Recently I was walking down the platform in my local Metro station when I heard a weird splashing sound to my left. Turning to look, I saw a man with his back to me, on tiptoes facing one of the little metal wall-mounted trash cans, his hands out of sight and liquid splattering off the edge of the wastebasket onto the floor. Basic human self preservation kicked in and I snapped my eyes forward without breaking stride. And then I thought, Wait a second. It’s 11:30 AM on a Sunday. There’s other people on the platform. That guy had a good haircut and trendy sunglasses. I bet he was emptying out a water bottle and I just looked from the wrong angle at the wrong time. And figuring this would be a funny anecdote I could tell to friends or maybe work into a blog sometime, I looked over my shoulder at him to confirm what I was thinking –
And found myself taking a second look at a man who was very clearly taking a torrential piss into a subway station garbage can on a Sunday morning. I’ve been trying pretty hard to forget that sight ever since, but what sticks out in my mind was the guy’s attitude. He wasn’t slumping his shoulders or looking around to see if people were watching. He wasn’t using one of the more isolated and private garbage cans at the far ends of the platform. He seemed so confident about what he was doing that I almost felt like I was the weird one for trying to catch a train in his bathroom.
It took me some time to process that experience, and at first I came away thinking, Well, that’s why more people don’t ride public transit.
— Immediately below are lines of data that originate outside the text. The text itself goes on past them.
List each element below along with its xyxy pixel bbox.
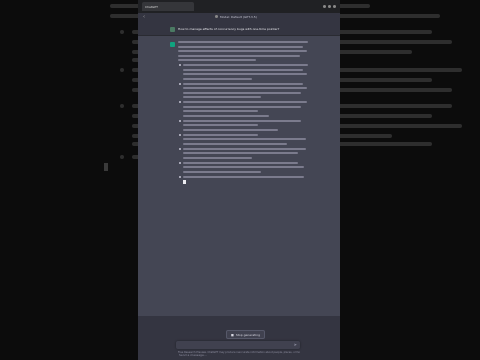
browser-tab[interactable]: ChatGPT xyxy=(142,2,194,11)
chatgpt-window: ChatGPT ‹ Model: Default (GPT-3.5) How t… xyxy=(138,0,340,360)
list-item xyxy=(178,133,308,145)
chatgpt-logo-icon xyxy=(170,42,175,47)
minimize-icon[interactable] xyxy=(323,5,326,8)
paper-plane-icon[interactable]: ➤ xyxy=(294,342,297,347)
typing-cursor xyxy=(183,180,186,184)
stop-icon: ■ xyxy=(231,332,234,337)
user-avatar xyxy=(170,26,175,32)
assistant-response-text xyxy=(178,41,308,184)
list-item xyxy=(178,147,308,159)
user-message: How to manage effects of concurrency bug… xyxy=(138,23,340,36)
list-item xyxy=(178,82,308,98)
user-prompt-text: How to manage effects of concurrency bug… xyxy=(178,27,280,31)
chat-header: ‹ Model: Default (GPT-3.5) xyxy=(138,13,340,20)
list-item xyxy=(178,101,308,117)
message-input-container: ➤ xyxy=(176,341,300,359)
browser-tab-bar: ChatGPT xyxy=(138,0,340,13)
model-icon xyxy=(215,15,218,18)
stop-generating-label: Stop generating xyxy=(235,332,261,337)
model-label: Model: Default (GPT-3.5) xyxy=(220,14,257,19)
stop-generating-button[interactable]: ■ Stop generating xyxy=(226,330,266,339)
model-indicator: Model: Default (GPT-3.5) xyxy=(215,15,257,19)
list-item xyxy=(178,175,308,178)
maximize-icon[interactable] xyxy=(328,5,331,8)
list-item xyxy=(178,64,308,80)
window-controls xyxy=(323,5,336,8)
close-icon[interactable] xyxy=(333,5,336,8)
assistant-message xyxy=(138,36,340,316)
chevron-left-icon[interactable]: ‹ xyxy=(143,14,145,20)
list-item xyxy=(178,119,308,131)
list-item xyxy=(178,161,308,173)
tab-title: ChatGPT xyxy=(145,4,158,9)
intro-paragraph xyxy=(178,41,308,61)
footer-disclaimer: Free Research Preview. ChatGPT may produ… xyxy=(178,351,300,354)
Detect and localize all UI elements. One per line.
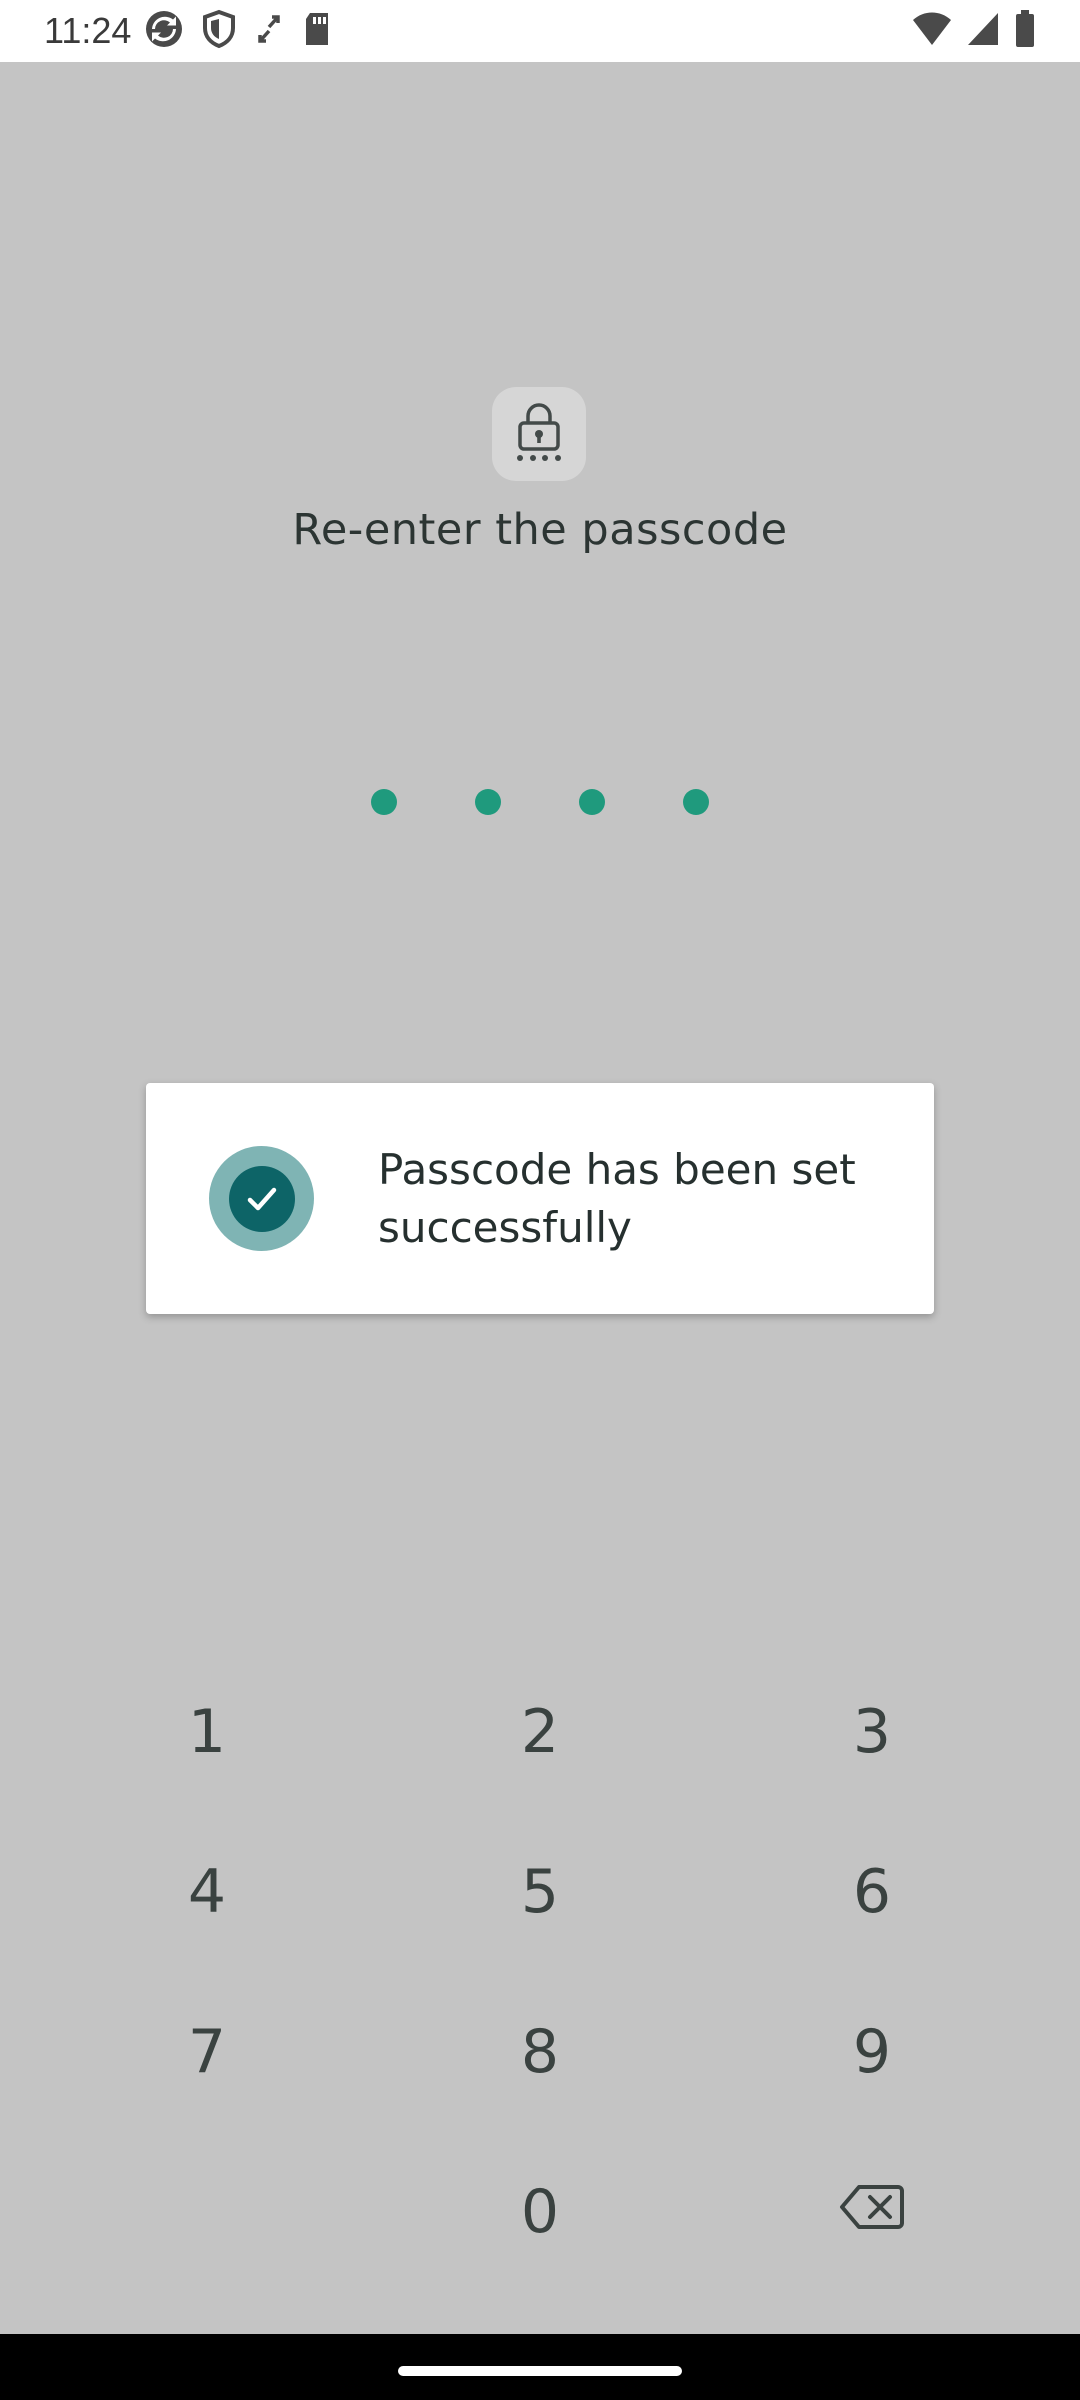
shield-icon xyxy=(202,9,236,54)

But then it occurred to me that that was far and away the most disgusting thing I’d seen in three years of regularly riding LA’s subways – and really, by public transit standards, that’s not so bad.
Look, forgive me for being crude, but considering all of the things that man could have been doing with his penis out in public, using it to urinate into a container explicitly intended to hold waste was one of the most agreeable options. I’m sure I speak for everyone on the platform that day when I say that I would’ve rather he not been doing anything with his penis, but I don’t know his situation so I’m not going to judge.
I think the Metro staff are with me on this one. The stations are automated, but offsite security guards monitor camera feeds and when necessary will issue stern reprimands to passengers through a booming intercom, like a god who’s really a stickler for fire codes. “Attention Metro passengers, please do not sit on the stairs… Metro passengers, please do not sit on the stairs… Man with the red backpack and Dodgers cap, I’m talking to you… Thank you.” But the loudspeakers were conspicuously silent during this guy’s bathroom break.
I guess I can’t blame whatever guard was on camera duty that day – I mean, what can you really say to somebody who’s going to the bathroom in front of a crowd of people? I guess you can ask him to stop, but I feel like at that point his mind is already made up.
Besides that incident, though, nuisances on the Metro are pretty low key – people crowding the doors, some fragrant homeless people, and the occasional guy walking up and down the car doing an intense, extended freestyle rap while making eye contact with as many other passengers as possible. Just the other day, a bunch of teenagers got on with a boom box blasting hip hop. Some guy yelled at them to turn it down, they did, the guy thanked them, and they apologized. Compare that to the scene in Predator 2, where LA’s Metro is apparently so dangerous that every single rider carries a gun – which proves to be useful when the Predator attacks the train car and kills a bunch of people, another thing that’s never happened to me.
I think LA’s Metro is so relatively non-fucked up because it was only built in the early 1990s – unlike New York City we haven’t had a century to build a rich culture of people coming up with creative new ways to deface the subway. Buses are a different story entirely, but by and large people below ground manage to get from point A to point B without vandalizing anything. Maybe the subway just doesn’t go to the neighborhood where all the assholes live? Either that or the knowledge that the Metro has killed about 100 people in under 30 years keeps everybody on their best behavior.
I guess if I have to see a guy pissing in a garbage can every so often in order to ride an otherwise cleanish and quietish train, it’s worth it. I mean, virtually every square inch of public space in any city has been peed on by someone at some point; you just don’t really find yourself thinking about it that much until you see it happening.